17 mar. 2011

Un crucero; dos esquinas

Su mano sujeta una esponja, gotas de agua se derraman al compás de sus movimientos. Es ignorado, no necesita hablar para saber lo que desea, no es sólo su ropa mojada combinada con polvo y un poco desteñida, tampoco su ubicación en el crucero, él quiere dinero; la cabeza gira de un lado a otro, con el gesto de desaprobación que realiza la cabeza de inmediato queda claro que no lo obtendrá de ese vehículo.

Ella porta guantes blancos, muestra sus palmas al frente, sus dos manos tienen sincronía, están firmes. Su boca no se abre en ningún momento, pero su cara presencia un baile, las lineas de expresión se llevan los aplausos; su piel es morena pero lo ha intentado ocultar con una capa de pintura blanca, también está en un crucero y sí, si quiere dinero.

El parabrisas necesitaba ser tocado por el jabón, lamentablemente un mal día del conductor pohibió tal romance, ni siquiera les concedió una oportunidad, esa era la cuarta vez en el día que no le permitía a su vidrio delantero tener aventuras con “cualquier” detergente.

Los diez dedos quedan a pocos centímetros de los cristales, simulan tocarlos. Los pasajeros olvidan el tráfico, se ciegan de los colores del semáforo , prestan sus sentidos, excepto el del oído, a cada ejecución del inusual suceso. Ellos sí emitian sonidos, reían.

Cuando otros permitían la unión de estos elementos, el claxon era el primero en sufrir, en cada “alto” se debía esperar la consumación de la relación para poder avanzar; antes o después de la jornada laboral, siempre estaban ahí, era automático el rechazo a dirigirles si quiera una mirada, mejor ni pensar en un peso.

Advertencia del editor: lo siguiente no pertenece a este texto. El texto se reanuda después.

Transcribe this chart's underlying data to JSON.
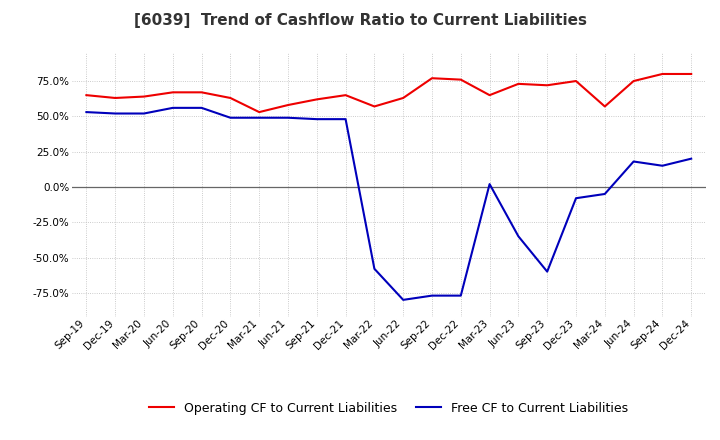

Otros automovilistas envidiaban al privilegiado vehículo, su vista dejaba de ser periférica para centrarse en una sola persona. Era claro el deseo insacible del tacto por tocar el parabrisas, había una barrera invisible que los contenía. Pero al final el placer llegaba, se bajaba el vidrio y unas monedas tenían un vínculo satisfactorio con aquellas manos, protegidas, no con látex pero si con tela blanca.

11 mar. 2011

No sólo ganas dinero en el casino


Desde la oreja, recorre su mejilla, llega a su cuello, baja y regresa en especie de "u" hacia su barbilla; es una cicatriz de aproximadamente 30 centímetros, una delgada línea que es la fiel testigo de su lucha contra el cáncer.

De lunes a viernes viaja 2 horas para recibir su tratamiento de radioterapia, su rostro está hinchado, detrás de su oreja su piel parece estarse "quemando", no obstante, siempre regresa a casa con una sonrisa, preocupado por las cosas que tiene que hacer, en lugar de simplemente recostarse y descansar durante su tratamiento de varias semanas.

Aquellos días en los que su rostro expresa cansancio, tristeza y desesperanza se borran inmediatamente con una tarjeta: la introduce en la máquina, selecciona las líneas, el monto de la apuesta y ¡SPIN!

Las imágenes gira, giran y giran, sin darse cuenta han pasado horas desde que se sentó en aquella cómoda silla, varias edecanes han ido a cuestionarle si desea alguna bebida, en ocasiones las ignora, de pronto pide un refresco o simplemente expresa un: "no, gracias" para que se alejen y lo dejen "concentrarse" en pulsar un botón.

Una "buena jugada" de la señora de al lado hace que olvide un momento observar su juego y se centre en el pago de las líneas de su ahora "nueva amiga"; en realidad espera con ansiedad que se levante a cobrar para ocupar su lugar.

Su vejiga retiene líquidos por un tiempo considerable, cuando creo que seguirá en ese asiento por más tiempo repentinamente se levanta con una gran cara de satisfacción, la sonrisa lo delata: ha ganado.

Quizás sólo fueron 300 ó 500 pesos, y seguramente ya había ingresado con anterioridad 600, no lo sé, lo único que me queda claro es que el cáncer fue vencido (por lo menos un día) por un bonus.